Sera: Well, the work I undertake in medicine often places me into uneasy, uncertain situations where I must perform regardless of how I feel. I’m talking palm sweating, gut clenching discomfort sometimes (when you have your finger in someone’s chest for the first time to make a hole for a chest tube – you can feel pretty uncomfortable.)
In regard to simming; I found it a challenge to write with other people at first, especially when I knew nothing about them or their character – it’s kind of like being the new kid in the front of the classroom on the first day of school. Fleet Captain Oddas Aria really hit it on the head describing the challenges that are faced. I simply applied what I’ve learned in life – that if you do something enough, eventually the fear melts away and things become more natural and easier to perform.
This is an ongoing battle for me – my doubts and fears regarding belonging or being seen as a value-added component to the sim is something I still contend with. The only thing I know I can do is keep writing and trying to grow my character and attempt to make those connections with others – that’s really when writing magic happens.
Also in the presentation speech, Fleet Captain Oddas mentioned that one of your crew mates said in their nomination: “I feel like I’ve been able to be more comfortable with my own struggles…because of Hope’s friendship.” One of the best things about SB118 is the community and the friendships we make both IC and OOC, it must be a rewarding feeling to know that you have had a positive impact on another writer?
Sera: Are you kidding me? That has such apositive impact! After I finished grad school and found I had far too much free-time on my hands, I began looking for a community of individuals that shared a unique love for things Star Trek…that I have been able to connect with a few people IC/OOC has been such a lovely bonus – and it has been beneficial for my self-worth, that’s for sure. 😊 I’m truly honored that I had a positive impact on someone. I’m really quite socially awkward at heart – I just mask it well…sometimes (doing the uncomfortable thing until I don’t want to puke anymore).
Many use creative writing as a means of catharsis. Is that something you feel is present in your own writing, whether consciously or subconsciously?
Sera: It’s my fantasy world to be honest. I have an active imagination – it’s kind of a problem sometimes. Writing for Sera is a chance to ‘live vicariously,’ in a way. It’s exceptionally cathartic to creatively write – and being able to engage with others using writing gives a kind of connectivity I lack IRL.
Finally, do you have any words of encouragement for others in the Fleet who may be experiencing fears, doubts and anxieties about their simming, or any other aspect of being a part of our community?
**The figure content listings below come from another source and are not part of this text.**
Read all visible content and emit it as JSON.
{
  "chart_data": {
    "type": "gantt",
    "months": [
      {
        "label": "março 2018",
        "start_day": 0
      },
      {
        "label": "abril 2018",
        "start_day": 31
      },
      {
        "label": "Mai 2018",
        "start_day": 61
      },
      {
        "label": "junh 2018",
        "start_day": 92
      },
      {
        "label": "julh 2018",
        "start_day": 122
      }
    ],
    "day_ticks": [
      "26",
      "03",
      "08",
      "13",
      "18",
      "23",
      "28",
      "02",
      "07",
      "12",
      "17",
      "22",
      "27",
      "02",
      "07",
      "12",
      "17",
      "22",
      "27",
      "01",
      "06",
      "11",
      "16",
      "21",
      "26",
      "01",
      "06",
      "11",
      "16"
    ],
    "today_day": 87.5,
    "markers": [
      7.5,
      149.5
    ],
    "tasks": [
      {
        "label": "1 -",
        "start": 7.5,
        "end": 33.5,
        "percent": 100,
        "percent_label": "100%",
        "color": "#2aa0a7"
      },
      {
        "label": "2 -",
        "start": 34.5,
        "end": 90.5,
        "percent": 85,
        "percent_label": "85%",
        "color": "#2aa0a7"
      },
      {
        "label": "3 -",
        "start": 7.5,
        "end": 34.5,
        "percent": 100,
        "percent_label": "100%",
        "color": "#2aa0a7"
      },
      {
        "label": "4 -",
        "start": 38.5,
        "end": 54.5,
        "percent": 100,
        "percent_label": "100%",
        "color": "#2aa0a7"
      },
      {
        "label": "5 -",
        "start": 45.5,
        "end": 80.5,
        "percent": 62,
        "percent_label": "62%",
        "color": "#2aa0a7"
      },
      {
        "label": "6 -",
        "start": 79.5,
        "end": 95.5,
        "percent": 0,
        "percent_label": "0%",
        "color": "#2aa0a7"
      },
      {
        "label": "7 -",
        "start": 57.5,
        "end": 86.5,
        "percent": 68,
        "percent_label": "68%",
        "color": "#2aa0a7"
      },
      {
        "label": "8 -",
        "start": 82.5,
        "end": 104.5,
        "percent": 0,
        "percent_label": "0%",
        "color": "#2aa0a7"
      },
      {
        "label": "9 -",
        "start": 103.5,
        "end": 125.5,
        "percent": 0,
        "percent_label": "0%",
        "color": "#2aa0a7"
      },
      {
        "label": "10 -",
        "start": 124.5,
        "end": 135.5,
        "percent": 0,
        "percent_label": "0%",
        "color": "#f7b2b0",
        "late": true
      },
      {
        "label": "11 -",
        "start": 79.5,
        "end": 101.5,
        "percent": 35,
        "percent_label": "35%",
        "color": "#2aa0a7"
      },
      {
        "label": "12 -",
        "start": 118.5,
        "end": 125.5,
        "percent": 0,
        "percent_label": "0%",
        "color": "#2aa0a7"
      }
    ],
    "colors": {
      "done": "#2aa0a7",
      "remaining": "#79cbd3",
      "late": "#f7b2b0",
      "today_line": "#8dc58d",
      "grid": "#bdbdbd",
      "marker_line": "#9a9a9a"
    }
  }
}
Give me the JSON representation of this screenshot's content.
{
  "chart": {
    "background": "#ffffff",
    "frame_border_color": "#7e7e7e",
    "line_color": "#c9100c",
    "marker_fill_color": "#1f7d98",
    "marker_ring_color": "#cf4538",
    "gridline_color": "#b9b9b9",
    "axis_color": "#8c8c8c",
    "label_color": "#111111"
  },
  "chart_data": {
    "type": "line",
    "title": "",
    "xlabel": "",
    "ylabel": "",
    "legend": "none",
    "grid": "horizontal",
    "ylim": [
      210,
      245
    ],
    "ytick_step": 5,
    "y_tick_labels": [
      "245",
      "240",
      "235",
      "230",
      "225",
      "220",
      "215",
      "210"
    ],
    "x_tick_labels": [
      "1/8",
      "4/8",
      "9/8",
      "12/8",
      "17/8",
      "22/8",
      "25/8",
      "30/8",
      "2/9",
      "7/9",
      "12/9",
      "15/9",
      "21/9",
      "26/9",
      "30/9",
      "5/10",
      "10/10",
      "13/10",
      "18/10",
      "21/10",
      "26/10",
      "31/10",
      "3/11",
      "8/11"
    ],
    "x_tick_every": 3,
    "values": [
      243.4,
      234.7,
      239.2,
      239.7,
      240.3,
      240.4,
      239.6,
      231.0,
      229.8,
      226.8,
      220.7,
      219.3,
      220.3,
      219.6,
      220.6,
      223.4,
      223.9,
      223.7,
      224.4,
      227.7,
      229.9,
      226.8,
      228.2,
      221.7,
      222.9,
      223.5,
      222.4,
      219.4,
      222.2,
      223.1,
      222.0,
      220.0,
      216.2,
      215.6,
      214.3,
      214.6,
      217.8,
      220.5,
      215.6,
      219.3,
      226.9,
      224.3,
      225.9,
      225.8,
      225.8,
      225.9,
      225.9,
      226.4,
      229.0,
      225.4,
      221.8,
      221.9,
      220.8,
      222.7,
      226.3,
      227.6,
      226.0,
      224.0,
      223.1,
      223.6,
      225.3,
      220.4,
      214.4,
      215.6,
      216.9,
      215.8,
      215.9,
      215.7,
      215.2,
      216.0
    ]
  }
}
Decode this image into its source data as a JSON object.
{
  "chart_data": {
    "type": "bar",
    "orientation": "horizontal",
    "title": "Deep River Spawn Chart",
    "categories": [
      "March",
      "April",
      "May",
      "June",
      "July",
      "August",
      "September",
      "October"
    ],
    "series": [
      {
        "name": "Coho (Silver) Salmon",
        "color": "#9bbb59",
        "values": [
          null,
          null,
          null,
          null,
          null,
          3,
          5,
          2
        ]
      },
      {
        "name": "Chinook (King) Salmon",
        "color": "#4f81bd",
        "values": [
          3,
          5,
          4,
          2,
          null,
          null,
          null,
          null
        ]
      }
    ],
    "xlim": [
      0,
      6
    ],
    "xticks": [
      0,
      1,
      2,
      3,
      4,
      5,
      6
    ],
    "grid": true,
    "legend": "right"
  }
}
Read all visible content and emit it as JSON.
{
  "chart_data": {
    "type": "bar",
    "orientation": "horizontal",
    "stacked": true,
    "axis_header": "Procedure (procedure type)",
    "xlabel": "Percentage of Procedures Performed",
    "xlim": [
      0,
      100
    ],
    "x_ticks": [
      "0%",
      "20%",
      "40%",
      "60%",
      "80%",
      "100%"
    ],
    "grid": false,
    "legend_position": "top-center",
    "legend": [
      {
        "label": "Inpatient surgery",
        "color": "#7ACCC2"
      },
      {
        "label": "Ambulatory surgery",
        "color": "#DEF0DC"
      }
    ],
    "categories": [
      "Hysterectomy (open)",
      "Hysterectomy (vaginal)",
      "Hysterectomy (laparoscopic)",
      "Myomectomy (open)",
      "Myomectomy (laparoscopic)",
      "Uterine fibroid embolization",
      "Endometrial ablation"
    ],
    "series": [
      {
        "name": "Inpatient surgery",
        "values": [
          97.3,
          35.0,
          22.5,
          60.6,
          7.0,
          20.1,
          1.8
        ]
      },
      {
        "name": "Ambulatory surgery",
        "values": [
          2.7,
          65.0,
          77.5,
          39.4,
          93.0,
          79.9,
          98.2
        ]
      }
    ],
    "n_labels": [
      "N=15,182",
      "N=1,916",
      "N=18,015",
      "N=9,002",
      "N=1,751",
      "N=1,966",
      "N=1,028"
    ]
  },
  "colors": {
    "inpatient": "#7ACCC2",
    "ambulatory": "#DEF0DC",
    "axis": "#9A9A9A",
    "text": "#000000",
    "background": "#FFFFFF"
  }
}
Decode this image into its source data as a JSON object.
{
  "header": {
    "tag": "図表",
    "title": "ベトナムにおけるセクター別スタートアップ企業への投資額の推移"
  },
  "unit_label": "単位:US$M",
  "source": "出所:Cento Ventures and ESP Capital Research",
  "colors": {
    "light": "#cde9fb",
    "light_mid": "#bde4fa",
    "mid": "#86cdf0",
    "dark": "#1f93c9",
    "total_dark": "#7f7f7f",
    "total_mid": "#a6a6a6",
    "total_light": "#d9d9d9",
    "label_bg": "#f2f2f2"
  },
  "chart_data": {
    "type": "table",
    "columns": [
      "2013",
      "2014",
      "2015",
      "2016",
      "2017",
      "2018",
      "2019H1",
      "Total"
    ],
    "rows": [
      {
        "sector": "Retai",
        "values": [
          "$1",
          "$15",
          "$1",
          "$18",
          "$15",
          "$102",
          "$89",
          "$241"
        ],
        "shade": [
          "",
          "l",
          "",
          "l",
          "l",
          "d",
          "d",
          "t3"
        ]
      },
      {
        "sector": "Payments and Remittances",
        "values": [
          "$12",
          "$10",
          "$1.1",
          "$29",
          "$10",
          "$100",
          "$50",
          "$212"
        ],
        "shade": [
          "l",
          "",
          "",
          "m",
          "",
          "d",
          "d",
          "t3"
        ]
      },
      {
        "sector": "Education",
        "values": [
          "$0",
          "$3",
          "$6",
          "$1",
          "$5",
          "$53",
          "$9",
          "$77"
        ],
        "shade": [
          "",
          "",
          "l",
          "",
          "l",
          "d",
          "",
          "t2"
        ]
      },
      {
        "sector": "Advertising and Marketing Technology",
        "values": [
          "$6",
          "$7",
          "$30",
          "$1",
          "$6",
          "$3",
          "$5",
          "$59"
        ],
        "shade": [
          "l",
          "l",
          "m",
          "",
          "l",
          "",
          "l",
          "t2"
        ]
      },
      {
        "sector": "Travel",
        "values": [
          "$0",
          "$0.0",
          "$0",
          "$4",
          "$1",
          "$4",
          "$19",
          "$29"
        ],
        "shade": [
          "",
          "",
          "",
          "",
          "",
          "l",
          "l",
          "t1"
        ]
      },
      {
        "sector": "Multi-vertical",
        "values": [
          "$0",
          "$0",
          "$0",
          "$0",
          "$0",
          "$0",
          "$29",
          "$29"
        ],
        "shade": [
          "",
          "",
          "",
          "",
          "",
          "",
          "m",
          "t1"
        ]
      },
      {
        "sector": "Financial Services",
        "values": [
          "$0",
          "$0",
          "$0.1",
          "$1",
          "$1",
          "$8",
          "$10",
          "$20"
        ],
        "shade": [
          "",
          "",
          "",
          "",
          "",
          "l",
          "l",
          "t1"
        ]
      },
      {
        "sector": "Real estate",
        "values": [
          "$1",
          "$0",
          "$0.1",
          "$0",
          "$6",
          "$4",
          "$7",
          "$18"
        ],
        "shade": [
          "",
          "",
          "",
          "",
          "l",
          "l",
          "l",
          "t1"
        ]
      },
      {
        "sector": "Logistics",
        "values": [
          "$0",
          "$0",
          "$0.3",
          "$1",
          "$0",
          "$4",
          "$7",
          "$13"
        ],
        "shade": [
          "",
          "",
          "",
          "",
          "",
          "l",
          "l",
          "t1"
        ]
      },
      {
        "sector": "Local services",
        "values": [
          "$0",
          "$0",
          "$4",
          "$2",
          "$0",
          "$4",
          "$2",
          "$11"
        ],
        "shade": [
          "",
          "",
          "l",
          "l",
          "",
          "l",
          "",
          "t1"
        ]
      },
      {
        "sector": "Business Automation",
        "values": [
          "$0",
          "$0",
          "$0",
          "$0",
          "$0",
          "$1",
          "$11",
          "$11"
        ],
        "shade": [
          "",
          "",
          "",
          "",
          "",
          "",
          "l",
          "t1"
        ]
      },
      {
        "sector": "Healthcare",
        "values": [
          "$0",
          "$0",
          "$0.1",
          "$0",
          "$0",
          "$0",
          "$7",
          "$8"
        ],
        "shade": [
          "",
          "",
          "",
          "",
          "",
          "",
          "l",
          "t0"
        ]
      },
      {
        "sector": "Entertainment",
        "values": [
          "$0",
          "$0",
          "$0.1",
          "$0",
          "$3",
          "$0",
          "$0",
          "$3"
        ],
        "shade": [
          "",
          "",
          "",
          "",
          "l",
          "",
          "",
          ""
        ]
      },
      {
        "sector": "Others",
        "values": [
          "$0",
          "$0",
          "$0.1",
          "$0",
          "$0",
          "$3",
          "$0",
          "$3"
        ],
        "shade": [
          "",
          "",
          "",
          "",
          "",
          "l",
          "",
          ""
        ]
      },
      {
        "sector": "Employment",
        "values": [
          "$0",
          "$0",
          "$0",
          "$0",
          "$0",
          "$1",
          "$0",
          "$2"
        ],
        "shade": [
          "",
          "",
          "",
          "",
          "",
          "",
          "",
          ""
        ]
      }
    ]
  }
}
Sera: I would say don’t be afraid to write something that makes you uncomfortable; and then when you’re done – hit send. Some of the most profound writing I have put out in email has really made me nervous to hit the send button . Challenge yourself; challenge your character. Don’t be afraid to get them into tough situations – and as you write them going through it, consider the road not taken. It can be so exciting (and/or terrifying) to write against the grain. That’s where the growth happens – and that is where we can begin to ‘destroy those doubts and fears.’
Thanks for your time, Lieutenant J.G. Sera!